Savarin

Savarin

1 package active dry yeast
1/4 cup lukewarm water
1 1/2 cups sifted enriched flour
1 Tablespoon sugar
1/2 teaspoon salt
2 large eggs
1/4 cup milk
2/3 shortening
1 Tablespoon seedless raisins
1 Tablespoon currants
Apricot sauce
Fresh, canned or frozen fruits
Whipped cream

Soften yeast in water.

Combine flour, sugar and salt in mixing bowl.  Stir in yeast, slightly beaten eggs and milk.  Beat until batter is smooth, about 100 strokes.

Add shortening, raisins, and currants.  Beat until shortening is blended into batter.  Spoon batter into a 10-inch greased ring mold.  Let rise until batter is rounded over rim of mold, about 1 hour.

Bake at 400 degrees for 12 to 15 minutes, or until browned.  Unmold while hot.

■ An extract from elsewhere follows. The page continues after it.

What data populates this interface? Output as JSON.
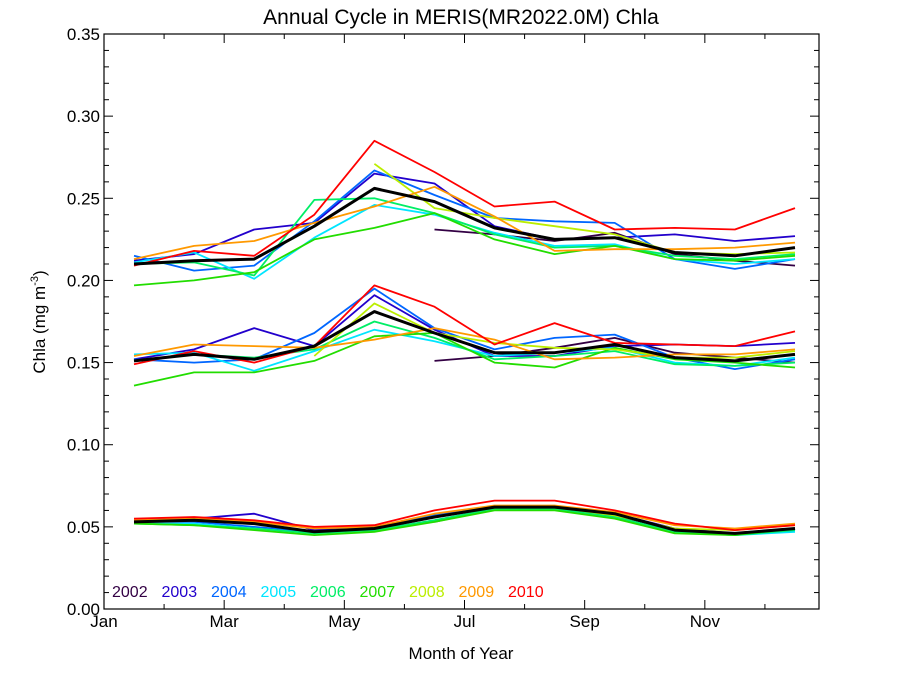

Before serving saturate the savarin with apricot sauce and fill center of ring with fresh, canned or frozen fruit sweetened to taste.  If desired, garnish with whipped cream.

Apricot Sauce

3/4 cup sugar
1 1/2 cup apricot nectar
2 teaspoons lemon juice

Combine sugar and apricot nectar and boil rapidly 5 minutes.  Remove from heat and stir in 2 teaspoons lemon juice.  For apricot-rum-sauce, add 2 to 4 Tablespoons rum with lemon juice.